Seiring perkembangan zaman, budaya mendongeng kian tergerus oleh kebiasaan bermedia sosial menggunakan gawai. Slamet Nugroho berupaya untuk menumbuhkan kembali budaya itu di Bumi Sriwijaya.
Oleh
RHAMA PURNA JATI
·4 menit baca
Seiring perkembangan zaman, budaya mendongeng kian tergerus oleh kebiasaan bermedia sosial menggunakan gawai. Padahal, seni dongeng diyakini mampu merekatkan hubungan antara orangtua dan anak serta menumbuhkan rasa empati dalam diri anak sejak dini. Karena itulah, Slamet Nugroho (46) punya kerinduan untuk kembali menanamkan tradisi mendongeng di Bumi Sriwijaya. Berkat usahanya itu, sejumlah pendongeng andal asal Sumsel bermunculan.
Slamet yang akrab disapa Kak Inug tengah berbincang dengan Mbah Jarwo, di Taman Budaya Sumatera Selatan di kawasan Jakabaring, Palembang, Kamis (25/8/2022). Mbah Jarwo bukan manusia, melainkan boneka yang seolah hidup dengan seni ventriloquism, yakni seni mengolah suara perut. Ini membuat Inug mampu meyakinkan orang bahwa ia bisa benar-benar sedang berbincang-bincang dengan bonekanya.
Kemampuan ventriloquism Inug asah sejak 2007. Seni ini digunakan sebagai pelengkap ketika ia sedang mendongeng. Tidak hanya Mbah Jarwo, Inug juga memiliki karakter boneka lain, yakni Cika dan Ciko.
Inug menjadi pendongeng sejak masih berkuliah di Jurusan Sastra Inggris Universitas Negeri Sebelas Maret Surakarta (UNS). Dia menjadi guru dongeng di sebuah Taman Kanak-Kanak di Yogyakarta.
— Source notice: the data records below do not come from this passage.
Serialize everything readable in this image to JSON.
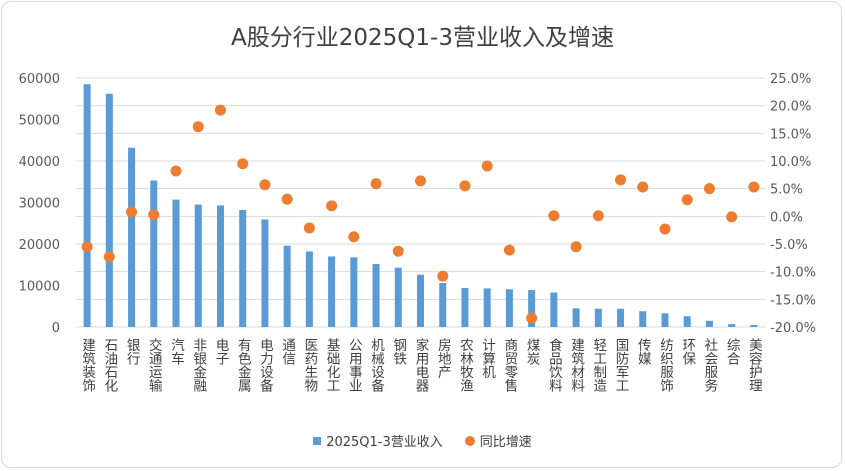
{
  "chart_data": {
    "type": "bar+scatter",
    "title": "A股分行业2025Q1-3营业收入及增速",
    "categories": [
      "建筑装饰",
      "石油石化",
      "银行",
      "交通运输",
      "汽车",
      "非银金融",
      "电子",
      "有色金属",
      "电力设备",
      "通信",
      "医药生物",
      "基础化工",
      "公用事业",
      "机械设备",
      "钢铁",
      "家用电器",
      "房地产",
      "农林牧渔",
      "计算机",
      "商贸零售",
      "煤炭",
      "食品饮料",
      "建筑材料",
      "轻工制造",
      "国防军工",
      "传媒",
      "纺织服饰",
      "环保",
      "社会服务",
      "综合",
      "美容护理"
    ],
    "series": [
      {
        "name": "2025Q1-3营业收入",
        "type": "bar",
        "axis": "left",
        "color": "#5b9bd5",
        "values": [
          58500,
          56200,
          43200,
          35300,
          30700,
          29500,
          29300,
          28200,
          25900,
          19600,
          18200,
          17000,
          16800,
          15200,
          14300,
          12600,
          10600,
          9400,
          9300,
          9100,
          8900,
          8300,
          4500,
          4400,
          4400,
          3800,
          3300,
          2600,
          1500,
          700,
          500
        ]
      },
      {
        "name": "同比增速",
        "type": "scatter",
        "axis": "right",
        "color": "#ed7d31",
        "values": [
          -5.5,
          -7.3,
          0.8,
          0.3,
          8.2,
          16.2,
          19.2,
          9.5,
          5.7,
          3.1,
          -2.1,
          1.9,
          -3.7,
          5.9,
          -6.3,
          6.4,
          -10.8,
          5.5,
          9.1,
          -6.1,
          -18.4,
          0.1,
          -5.5,
          0.1,
          6.6,
          5.3,
          -2.3,
          3.0,
          5.0,
          -0.1,
          5.3
        ]
      }
    ],
    "left_axis": {
      "ylim": [
        0,
        60000
      ],
      "ticks": [
        "0",
        "10000",
        "20000",
        "30000",
        "40000",
        "50000",
        "60000"
      ]
    },
    "right_axis": {
      "ylim": [
        -20,
        25
      ],
      "unit": "%",
      "ticks": [
        "-20.0%",
        "-15.0%",
        "-10.0%",
        "-5.0%",
        "0.0%",
        "5.0%",
        "10.0%",
        "15.0%",
        "20.0%",
        "25.0%"
      ]
    },
    "grid": true,
    "legend_position": "bottom"
  }
}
Di sana, dia menceritakan berbagai dongeng kepada anak-anak untuk kelas pembentukan karakter, seperti menumbuhkan kepercayaan diri, menanamkan empati, serta menciptakan imajinasi. ”Mendongeng adalah cara yang tepat untuk membangun relasi antara saya dan murid,” katanya.
Kecintaan Inug pada dongeng tumbuh saat ia masih kecil. Kala itu, sang kakek selalu menceritakan dongeng pengantar tidur untuknya. ”Setiap malam, kakek selalu mendongeng sampai saya terlelap.”
Minatnya pada dongeng ia lengkapi dengan melakoni seni peran, yakni ketoprak kala duduk di sekolah menengah pertama. Karena yakin akan bakatnya di bidang seni, Inug ingin melanjutkan pendidikan di Sekolah Menengah Kejuruan Jurusan Seni Karawitan. Namun, keinginan itu ditentang ayahnya, Subagjo.
Sang ayahnya menganggap menjadi seniman tidak bisa diandalkan sebagai pegangan hidup. Akhirnya, atas kemauan sang ayah, Inug masuk Sekolah Teknik Mesin (STM). ”Saya memang bersekolah di STM, tetapi hati saya tidak di sana,” kenangnya.
Seiring waktu, sang ayah merasakan minat anaknya untuk berkesenian sangat kuat. Ia menitipkan Inug pada seorang guru teater bernama Sutopo alias Pak Topo. ”Dari beliau saya tahu bagaimana seni teater secara lengkap,” ucapnya.
Tahun 2005, Inug, hijrah ke Palembang untuk mengajar pembangunan karakter di salah satu sekolah internasional selama 10 tahun. Seperti saat di Yogyakarta, ia menggunakan metode bercerita dan mendongeng ketika berinteraksi dengan anak didiknya. Menurut dia, daya serap siswa akan lebih kuat saat mendengar dongeng daripada mendengar ceramah guru atau menghapal.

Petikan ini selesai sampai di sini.